Еще и собственное тело штормило. Меня опять то пробирало холодом до костей, то яростно сражавшийся с ним за сердце и душу жар обжигал, будто злобный пес, отгонявший от своих владений врага.
Резко сев, судорожно дыша, я испуганно, заполошно вертела ладони, недоуменно разглядывая. И чем дольше смотрела, тем отчаяннее ныла:
– Нет-нет, только не это! Этого просто не может быть…
А все потому, что мои нежданно-негаданно почерневшие руки буквально истекали странной чернотой, непокорной, злобной, обжигавшей холодом. Будто бы живой… Я с остервенением вытерла ладони о постель, но на серой простыне не осталось ни следа от этой гадости.
– Катрия? – спросил смутно знакомый голос.
Вздрогнув, я обернулась и увидела мужчину, из груди которого вытаскивала нож. Надо же, спасла! Вполне живой сероглазый стоял напротив меня, но за прутьями решетки, а вот я, оказывается, сидела за этой решеткой, как в тюремной камере. Причем явно где-то в подземелье: слишком сумрачно, затхло, сыро и серо, и гнетуще. Ни окон, ни дверей, только камера три на три, каменные стены и решетка напротив узкой лежанки с жестким комковатым матрасом и крохотного стола.
Оторопело оглядевшись, я уставилась на знакомого незнакомца за прутьями, которого по-прежнему воспринимала родственником. Он был в костюме похожем на тот, в каком я увидела его впервые, только темно-синем, с пудовой цепью на груди и венцом на голове. Рядом с сероглазым стоял мужчина выше него на голову – блондин с карими глазами, в строгом черном сюртуке, прямых брюках, туфлях. Без знаков отличий и погонов, но наверняка из спецслужб или военный. Его можно было бы назвать привлекательным, если бы не слишком жесткое, суровое выражение лица, усилившее резкие черты. В карих, устремленных на меня глазах светилась неприкрытая неприязнь на грани с ненавистью. Его эмоции, которые я почему-то отчетливо ощущала, подсказывали: он очень надеялся на гадость с моей стороны, чтобы уничтожить.

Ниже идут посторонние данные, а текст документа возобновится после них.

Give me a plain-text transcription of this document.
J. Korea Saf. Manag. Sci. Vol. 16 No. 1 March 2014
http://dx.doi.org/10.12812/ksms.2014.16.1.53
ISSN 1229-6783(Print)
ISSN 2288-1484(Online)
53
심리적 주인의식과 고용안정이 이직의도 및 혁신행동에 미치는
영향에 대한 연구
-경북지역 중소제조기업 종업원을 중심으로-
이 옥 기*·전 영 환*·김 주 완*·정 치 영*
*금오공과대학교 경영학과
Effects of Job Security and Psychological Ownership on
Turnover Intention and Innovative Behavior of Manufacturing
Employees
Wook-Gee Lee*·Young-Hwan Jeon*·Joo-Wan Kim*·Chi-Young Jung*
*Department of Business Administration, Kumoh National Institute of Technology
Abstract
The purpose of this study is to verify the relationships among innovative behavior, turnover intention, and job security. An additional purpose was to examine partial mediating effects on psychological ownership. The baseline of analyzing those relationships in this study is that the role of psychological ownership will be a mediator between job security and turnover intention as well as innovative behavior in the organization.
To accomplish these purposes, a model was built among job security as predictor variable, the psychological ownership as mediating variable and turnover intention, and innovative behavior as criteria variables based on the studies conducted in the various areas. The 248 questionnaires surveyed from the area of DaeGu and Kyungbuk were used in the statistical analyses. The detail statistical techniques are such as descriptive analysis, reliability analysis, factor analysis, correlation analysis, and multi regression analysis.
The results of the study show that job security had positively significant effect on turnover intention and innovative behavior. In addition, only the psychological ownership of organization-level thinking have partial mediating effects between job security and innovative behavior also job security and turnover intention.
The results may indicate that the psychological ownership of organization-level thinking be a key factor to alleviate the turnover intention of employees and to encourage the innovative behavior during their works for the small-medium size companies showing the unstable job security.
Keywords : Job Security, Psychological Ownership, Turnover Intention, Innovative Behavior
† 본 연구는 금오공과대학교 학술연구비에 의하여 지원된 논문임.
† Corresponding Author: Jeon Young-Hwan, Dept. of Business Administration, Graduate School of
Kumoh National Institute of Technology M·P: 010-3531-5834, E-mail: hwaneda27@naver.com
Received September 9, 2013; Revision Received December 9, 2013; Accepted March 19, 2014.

Под взглядами этих, без сомнений, властных, сильных мужчин и особенно под гнетом их эмоций стало крайне неприятно. До такой степени, что я решила встать, но не вскочила как провинившаяся студентка, а будто из воды выходила. Зашуршала ткань моего платья, горчичного цвета, сильно мятого. Одновременно по краю сознания скользнула мысль, что имя Катрия частенько мелькало в хаосе, терзавшем меня недавно.
Приподняв многослойную шелковую юбку, я медленно передвинула и спустила ноги вниз. Почему-то слишком длинные ноги, и бедра тоже почему-то оказались шире. Уже совершенно иначе я рассматривала свои ладони, подняв их к глазам. Отметив, что и они больше моих прежних, с длинными пальцами, холеной белой кожей, не знавшей работы, правда, под продолговатыми обломанными ногтями темнели ободки грязи.